Over his lifetime, Silas purchased more adjoining tracts of land to the farm. Myron credits the farm to his parents’ hard work and foresight to keep expanding. Myron says, “They had to go out on a limb and made plenty of sacrifices.” Looking back, he adds, “We were poor but didn’t know it.”
Myron has fond memories of growing up and, like most farm kids, he also worked hard. He recalls, “We would finish milking the cows and run to catch the bus for school.”
Following Mast family tradition, Myron not only purchased more land over the years but looked to permanently protect the farm with a conservation easement. “Dad always believed in keeping farmland open,” Myron said.
“He instilled in me the importance of keeping our family farm together.”

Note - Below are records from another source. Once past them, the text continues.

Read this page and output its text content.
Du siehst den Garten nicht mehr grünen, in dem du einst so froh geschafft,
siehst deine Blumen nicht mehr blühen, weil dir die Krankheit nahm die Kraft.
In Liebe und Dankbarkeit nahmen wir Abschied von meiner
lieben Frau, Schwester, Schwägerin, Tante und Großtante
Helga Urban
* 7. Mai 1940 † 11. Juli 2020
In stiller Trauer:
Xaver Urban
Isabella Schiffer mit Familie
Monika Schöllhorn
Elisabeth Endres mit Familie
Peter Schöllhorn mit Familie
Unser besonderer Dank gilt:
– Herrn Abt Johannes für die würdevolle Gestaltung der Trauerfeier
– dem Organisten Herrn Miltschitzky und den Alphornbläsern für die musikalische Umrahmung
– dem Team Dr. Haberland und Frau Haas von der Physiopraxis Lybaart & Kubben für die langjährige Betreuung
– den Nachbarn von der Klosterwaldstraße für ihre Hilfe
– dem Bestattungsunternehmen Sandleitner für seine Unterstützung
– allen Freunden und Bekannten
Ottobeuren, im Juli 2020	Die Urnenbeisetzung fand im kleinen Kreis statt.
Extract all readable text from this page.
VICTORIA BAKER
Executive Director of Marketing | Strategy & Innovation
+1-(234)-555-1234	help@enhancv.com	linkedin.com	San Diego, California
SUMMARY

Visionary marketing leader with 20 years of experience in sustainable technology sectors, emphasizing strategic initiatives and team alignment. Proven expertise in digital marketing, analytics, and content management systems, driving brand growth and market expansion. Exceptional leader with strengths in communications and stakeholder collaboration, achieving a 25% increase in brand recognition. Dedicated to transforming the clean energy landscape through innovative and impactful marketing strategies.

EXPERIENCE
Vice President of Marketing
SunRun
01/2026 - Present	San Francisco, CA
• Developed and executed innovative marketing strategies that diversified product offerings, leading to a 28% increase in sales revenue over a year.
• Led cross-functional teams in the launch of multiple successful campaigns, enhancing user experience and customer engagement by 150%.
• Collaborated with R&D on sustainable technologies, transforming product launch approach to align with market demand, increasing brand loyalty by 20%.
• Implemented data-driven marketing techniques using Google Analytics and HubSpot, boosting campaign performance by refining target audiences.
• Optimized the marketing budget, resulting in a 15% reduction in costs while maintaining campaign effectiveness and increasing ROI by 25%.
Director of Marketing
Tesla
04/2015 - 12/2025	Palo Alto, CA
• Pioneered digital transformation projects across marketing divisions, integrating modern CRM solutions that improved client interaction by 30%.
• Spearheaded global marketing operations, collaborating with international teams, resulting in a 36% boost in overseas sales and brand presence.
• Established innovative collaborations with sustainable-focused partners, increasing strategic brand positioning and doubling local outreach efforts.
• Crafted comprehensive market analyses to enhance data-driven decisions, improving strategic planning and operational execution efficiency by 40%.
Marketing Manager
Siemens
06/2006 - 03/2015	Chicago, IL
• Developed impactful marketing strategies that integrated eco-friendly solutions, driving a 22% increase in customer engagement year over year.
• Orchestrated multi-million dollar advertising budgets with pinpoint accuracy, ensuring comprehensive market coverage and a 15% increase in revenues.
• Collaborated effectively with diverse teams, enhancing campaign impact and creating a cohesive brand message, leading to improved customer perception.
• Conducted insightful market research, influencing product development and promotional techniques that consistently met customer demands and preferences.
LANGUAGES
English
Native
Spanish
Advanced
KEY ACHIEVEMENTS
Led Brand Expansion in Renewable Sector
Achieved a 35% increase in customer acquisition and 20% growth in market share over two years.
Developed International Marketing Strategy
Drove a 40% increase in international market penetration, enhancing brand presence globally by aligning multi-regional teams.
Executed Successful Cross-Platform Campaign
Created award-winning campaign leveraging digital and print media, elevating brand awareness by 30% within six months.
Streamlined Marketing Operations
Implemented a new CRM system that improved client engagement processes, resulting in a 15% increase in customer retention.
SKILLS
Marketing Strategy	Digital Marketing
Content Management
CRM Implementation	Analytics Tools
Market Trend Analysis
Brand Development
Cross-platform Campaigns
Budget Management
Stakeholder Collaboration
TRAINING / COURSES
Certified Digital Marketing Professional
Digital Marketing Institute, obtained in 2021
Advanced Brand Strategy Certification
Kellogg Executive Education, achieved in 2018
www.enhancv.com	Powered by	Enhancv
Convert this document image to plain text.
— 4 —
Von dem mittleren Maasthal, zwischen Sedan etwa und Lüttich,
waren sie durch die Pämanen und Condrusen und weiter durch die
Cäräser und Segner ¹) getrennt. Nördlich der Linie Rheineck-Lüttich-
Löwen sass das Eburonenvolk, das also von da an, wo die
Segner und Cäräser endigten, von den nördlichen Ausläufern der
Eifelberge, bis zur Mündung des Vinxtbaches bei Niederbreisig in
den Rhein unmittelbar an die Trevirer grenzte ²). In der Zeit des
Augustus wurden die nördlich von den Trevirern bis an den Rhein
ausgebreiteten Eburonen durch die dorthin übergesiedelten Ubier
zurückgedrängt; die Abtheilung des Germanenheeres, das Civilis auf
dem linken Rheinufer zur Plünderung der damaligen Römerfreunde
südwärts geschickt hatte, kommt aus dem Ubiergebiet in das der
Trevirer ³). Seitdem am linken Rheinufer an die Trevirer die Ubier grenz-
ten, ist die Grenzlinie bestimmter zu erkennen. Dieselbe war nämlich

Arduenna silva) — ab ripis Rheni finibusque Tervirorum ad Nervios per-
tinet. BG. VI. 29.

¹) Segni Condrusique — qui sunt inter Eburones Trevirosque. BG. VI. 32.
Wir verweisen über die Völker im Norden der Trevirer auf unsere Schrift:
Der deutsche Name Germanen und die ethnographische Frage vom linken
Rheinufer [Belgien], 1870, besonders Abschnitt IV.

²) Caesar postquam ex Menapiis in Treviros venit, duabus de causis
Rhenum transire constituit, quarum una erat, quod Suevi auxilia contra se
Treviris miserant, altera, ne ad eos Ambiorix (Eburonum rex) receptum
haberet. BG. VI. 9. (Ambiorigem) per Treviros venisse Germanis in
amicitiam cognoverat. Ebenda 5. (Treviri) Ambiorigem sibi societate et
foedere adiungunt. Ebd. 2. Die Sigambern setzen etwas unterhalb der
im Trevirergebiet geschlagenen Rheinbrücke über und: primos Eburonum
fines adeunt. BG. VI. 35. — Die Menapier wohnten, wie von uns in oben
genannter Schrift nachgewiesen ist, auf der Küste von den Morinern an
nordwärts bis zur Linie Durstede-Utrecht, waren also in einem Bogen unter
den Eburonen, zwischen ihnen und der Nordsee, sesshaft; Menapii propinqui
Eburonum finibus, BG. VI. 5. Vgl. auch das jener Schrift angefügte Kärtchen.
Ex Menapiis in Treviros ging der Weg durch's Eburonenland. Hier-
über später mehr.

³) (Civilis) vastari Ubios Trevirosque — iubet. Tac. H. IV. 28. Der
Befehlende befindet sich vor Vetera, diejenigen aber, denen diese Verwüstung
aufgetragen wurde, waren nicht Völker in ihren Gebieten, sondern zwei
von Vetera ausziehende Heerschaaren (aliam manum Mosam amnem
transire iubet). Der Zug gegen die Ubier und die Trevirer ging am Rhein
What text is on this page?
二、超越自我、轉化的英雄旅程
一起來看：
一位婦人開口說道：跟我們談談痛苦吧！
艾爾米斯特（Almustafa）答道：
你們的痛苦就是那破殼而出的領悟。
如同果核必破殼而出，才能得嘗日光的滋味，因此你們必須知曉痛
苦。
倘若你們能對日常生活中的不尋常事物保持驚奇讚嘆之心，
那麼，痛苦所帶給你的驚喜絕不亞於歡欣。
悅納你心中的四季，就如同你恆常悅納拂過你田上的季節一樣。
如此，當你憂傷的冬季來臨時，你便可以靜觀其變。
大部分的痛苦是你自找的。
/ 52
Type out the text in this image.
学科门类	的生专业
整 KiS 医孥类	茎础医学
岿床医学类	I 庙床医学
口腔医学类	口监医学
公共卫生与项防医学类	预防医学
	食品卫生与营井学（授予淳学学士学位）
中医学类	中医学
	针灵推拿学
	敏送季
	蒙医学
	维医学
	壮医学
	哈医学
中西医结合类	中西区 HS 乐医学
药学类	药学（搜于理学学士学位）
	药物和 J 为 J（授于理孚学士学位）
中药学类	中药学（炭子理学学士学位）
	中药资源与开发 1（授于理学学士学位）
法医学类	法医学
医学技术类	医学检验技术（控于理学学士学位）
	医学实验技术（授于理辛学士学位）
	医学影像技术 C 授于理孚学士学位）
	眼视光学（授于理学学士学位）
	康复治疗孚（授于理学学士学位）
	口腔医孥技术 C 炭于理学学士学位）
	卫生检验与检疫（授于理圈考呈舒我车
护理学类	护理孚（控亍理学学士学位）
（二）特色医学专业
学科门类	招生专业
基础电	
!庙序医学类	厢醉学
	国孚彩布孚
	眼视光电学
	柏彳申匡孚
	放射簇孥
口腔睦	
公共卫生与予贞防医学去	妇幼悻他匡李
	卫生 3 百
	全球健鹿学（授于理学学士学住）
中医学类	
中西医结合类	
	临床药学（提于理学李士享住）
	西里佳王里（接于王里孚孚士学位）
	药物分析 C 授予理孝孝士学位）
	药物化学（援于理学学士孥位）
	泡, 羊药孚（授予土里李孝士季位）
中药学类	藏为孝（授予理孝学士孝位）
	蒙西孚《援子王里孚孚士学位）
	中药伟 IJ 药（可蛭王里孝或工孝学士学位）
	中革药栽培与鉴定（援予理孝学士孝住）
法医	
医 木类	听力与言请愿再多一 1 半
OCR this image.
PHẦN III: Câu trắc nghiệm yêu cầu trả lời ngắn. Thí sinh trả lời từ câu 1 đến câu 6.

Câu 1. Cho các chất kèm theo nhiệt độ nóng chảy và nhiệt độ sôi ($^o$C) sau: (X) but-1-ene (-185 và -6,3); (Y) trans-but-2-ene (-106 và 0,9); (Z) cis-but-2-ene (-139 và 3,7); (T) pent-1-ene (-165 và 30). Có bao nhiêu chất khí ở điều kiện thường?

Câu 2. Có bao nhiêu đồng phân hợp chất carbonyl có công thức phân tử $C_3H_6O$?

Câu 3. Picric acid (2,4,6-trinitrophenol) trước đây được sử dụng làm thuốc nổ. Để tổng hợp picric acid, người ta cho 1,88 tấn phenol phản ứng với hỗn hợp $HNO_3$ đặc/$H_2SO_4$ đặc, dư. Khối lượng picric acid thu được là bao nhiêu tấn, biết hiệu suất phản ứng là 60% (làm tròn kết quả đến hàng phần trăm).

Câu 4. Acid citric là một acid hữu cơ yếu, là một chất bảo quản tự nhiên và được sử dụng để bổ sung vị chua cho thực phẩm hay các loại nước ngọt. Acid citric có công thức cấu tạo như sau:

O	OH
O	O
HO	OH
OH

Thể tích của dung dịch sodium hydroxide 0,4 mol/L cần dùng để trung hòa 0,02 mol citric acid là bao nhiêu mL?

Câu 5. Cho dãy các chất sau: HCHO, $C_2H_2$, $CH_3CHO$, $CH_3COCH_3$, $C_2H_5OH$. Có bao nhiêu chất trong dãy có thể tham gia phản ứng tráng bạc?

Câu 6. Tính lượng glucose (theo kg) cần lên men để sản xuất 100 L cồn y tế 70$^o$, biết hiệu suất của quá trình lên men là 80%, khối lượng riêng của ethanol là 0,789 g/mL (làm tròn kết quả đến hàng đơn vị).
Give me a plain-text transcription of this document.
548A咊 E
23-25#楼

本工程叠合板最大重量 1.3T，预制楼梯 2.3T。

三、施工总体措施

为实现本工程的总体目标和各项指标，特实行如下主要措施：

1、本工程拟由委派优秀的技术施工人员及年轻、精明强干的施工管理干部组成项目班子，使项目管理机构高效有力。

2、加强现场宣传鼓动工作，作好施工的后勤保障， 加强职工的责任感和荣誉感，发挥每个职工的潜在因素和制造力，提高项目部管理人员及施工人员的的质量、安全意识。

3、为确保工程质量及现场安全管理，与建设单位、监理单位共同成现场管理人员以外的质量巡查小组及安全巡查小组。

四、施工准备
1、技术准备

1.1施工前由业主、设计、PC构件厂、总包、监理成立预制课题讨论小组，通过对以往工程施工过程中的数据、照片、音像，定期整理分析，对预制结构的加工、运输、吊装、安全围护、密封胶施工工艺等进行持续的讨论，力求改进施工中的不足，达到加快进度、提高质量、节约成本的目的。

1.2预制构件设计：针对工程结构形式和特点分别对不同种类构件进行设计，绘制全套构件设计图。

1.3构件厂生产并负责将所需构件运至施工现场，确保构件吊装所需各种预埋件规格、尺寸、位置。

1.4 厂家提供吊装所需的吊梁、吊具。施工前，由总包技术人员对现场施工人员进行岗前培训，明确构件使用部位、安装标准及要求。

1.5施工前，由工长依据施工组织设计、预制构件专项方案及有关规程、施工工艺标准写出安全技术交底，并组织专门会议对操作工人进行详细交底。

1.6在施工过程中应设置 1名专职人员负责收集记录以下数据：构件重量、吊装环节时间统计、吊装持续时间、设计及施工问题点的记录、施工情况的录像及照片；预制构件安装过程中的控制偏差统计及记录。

The conservation easement will keep all 731 acres intact permanently while also allowing Myron to continue to farm and ranch the way he wants. He grows hay and small grains like wheat, oats, and barley, as Myron describes, “Kind of like the old-timers did.” In the past, Myron also pastured up to 500 cow-calf pairs on the property’s wet bottomland and he still represents one of the last remaining fully diversified producers in the Flathead Valley.
Myron began talking to MLR about a conservation easement in 2014. Myron admits that it took a while to finalize the easement, and says, “I contemplated it for a long time.” Vicky Mast, Myron’s wife jokes, “Myron’s a bit of a procrastinator!” Mast adds “The conservation easement allows us to farm and ranch how we would anyway, and our children, Scott and Nicole, are also in favor of it.”
Ultimately, the project received funding through both the Natural Resources Conservation Service’s (NRCS) Agricultural Land Easement program and MLR’s Richard and Grace Blanchet Fund. The Blanchets were local farmers who protected their property with conservation easements and generously left their estate to MLR to protect additional farmland in the Flathead Valley.
“Myron and his family came to MLR wanting their family farming tradition to continue with the land,” says Mark Schiltz, MLR’s Western Manager in Bigfork.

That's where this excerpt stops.